Navajo Bridge

Navajo Bridge

Marble Canyon, AZ

Navajo Bridge consists of twin steel arch bridges spanning Marble Canyon at a height of 470 feet above the Colorado River. The original 1929 bridge is now a pedestrian walkway, while the newer 1995 bridge carries vehicle traffic. California condors are frequently seen roosting on the bridge or soaring in the canyon below.

Photography Guide

Best Time
morning
Crowds
Moderate
Shot Types
widedetaillandscape
Best Seasons
springsummerfallwinter
Practical Tips
A small interpretive center and bookstore are located at the west end of the bridge. Walking across the historic pedestrian bridge is free and offers vertigo-inducing views straight down to the Colorado River.

Author's Comments

There are two bridges here, almost identical, separated by sixty-six years and a few hundred feet of air.
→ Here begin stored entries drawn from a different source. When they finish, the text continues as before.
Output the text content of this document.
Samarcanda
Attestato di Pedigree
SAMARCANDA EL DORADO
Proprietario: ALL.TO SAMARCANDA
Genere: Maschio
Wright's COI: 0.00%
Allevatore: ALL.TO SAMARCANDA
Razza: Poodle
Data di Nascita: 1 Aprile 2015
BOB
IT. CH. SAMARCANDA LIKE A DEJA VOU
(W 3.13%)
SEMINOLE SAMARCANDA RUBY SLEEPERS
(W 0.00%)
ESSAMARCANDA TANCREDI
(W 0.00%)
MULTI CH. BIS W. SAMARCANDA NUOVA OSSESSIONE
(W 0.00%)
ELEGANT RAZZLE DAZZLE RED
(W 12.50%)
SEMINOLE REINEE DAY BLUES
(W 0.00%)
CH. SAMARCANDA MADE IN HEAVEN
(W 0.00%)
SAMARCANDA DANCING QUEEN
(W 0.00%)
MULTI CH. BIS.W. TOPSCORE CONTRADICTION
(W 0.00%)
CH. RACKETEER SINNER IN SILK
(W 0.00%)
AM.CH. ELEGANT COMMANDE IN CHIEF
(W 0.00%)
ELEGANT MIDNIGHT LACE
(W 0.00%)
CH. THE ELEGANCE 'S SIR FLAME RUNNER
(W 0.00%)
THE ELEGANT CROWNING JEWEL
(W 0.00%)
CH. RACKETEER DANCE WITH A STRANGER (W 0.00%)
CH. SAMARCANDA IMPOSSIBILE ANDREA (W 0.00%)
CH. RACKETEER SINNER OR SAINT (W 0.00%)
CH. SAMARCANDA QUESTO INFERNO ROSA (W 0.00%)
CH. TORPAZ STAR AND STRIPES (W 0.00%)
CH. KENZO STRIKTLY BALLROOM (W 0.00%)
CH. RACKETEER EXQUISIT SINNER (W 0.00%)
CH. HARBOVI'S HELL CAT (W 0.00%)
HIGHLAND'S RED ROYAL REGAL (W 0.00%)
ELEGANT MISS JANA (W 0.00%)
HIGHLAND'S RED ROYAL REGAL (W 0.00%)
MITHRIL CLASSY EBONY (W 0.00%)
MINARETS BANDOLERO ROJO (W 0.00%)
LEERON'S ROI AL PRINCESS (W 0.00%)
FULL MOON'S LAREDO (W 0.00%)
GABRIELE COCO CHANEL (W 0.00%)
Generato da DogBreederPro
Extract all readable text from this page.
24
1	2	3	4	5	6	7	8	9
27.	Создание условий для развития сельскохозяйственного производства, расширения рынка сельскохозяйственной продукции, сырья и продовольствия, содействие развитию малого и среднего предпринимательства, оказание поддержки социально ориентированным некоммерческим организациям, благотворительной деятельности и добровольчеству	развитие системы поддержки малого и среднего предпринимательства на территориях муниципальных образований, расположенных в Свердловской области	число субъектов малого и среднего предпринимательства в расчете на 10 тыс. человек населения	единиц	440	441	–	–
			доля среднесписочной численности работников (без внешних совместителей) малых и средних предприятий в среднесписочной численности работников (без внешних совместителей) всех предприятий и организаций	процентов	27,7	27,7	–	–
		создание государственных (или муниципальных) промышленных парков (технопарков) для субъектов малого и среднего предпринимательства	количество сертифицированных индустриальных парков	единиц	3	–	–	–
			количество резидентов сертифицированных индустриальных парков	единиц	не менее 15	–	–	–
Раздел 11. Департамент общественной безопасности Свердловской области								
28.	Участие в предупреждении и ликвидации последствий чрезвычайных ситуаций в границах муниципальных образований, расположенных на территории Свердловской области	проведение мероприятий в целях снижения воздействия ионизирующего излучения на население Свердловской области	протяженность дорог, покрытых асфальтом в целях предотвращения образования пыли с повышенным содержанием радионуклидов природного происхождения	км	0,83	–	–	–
The trick at Navajo Bridge is figuring out which one you are photographing and from where. The pedestrian deck of the old bridge gives you the better angle on the new one, and the geometry of the steel arch against the red walls of Marble Canyon is the photograph most people come for. It is a good photograph. It is not the one I keep returning for. What I want is the condors. They roost on the underside of the structure, sometimes on the cross beams directly below your feet, and when one launches into the canyon and rides the thermal up past the deck, the scale of the place suddenly clarifies in a way the bridge alone cannot deliver. Four hundred and seventy feet is an abstraction until something with a nine foot wingspan moves through it. Then you understand. Morning is when I shoot here. The east-facing canyon wall takes the early light first and the river below stays in shadow for another hour, which gives you a layered exposure - warm stone above, cool water beneath, the bridge itself somewhere in between. Winter mornings are coldest and clearest. Summer mornings are softer and the light comes earlier. Both work. Bring a longer lens than the wide shot suggests. The detail photographs here - rivets, the curve of the arch against sky, a condor's primary feathers backlit at the moment of takeoff - are what separate a real visit from a drive-by. And walk the full length of the historic bridge slowly. The view changes with every twenty feet.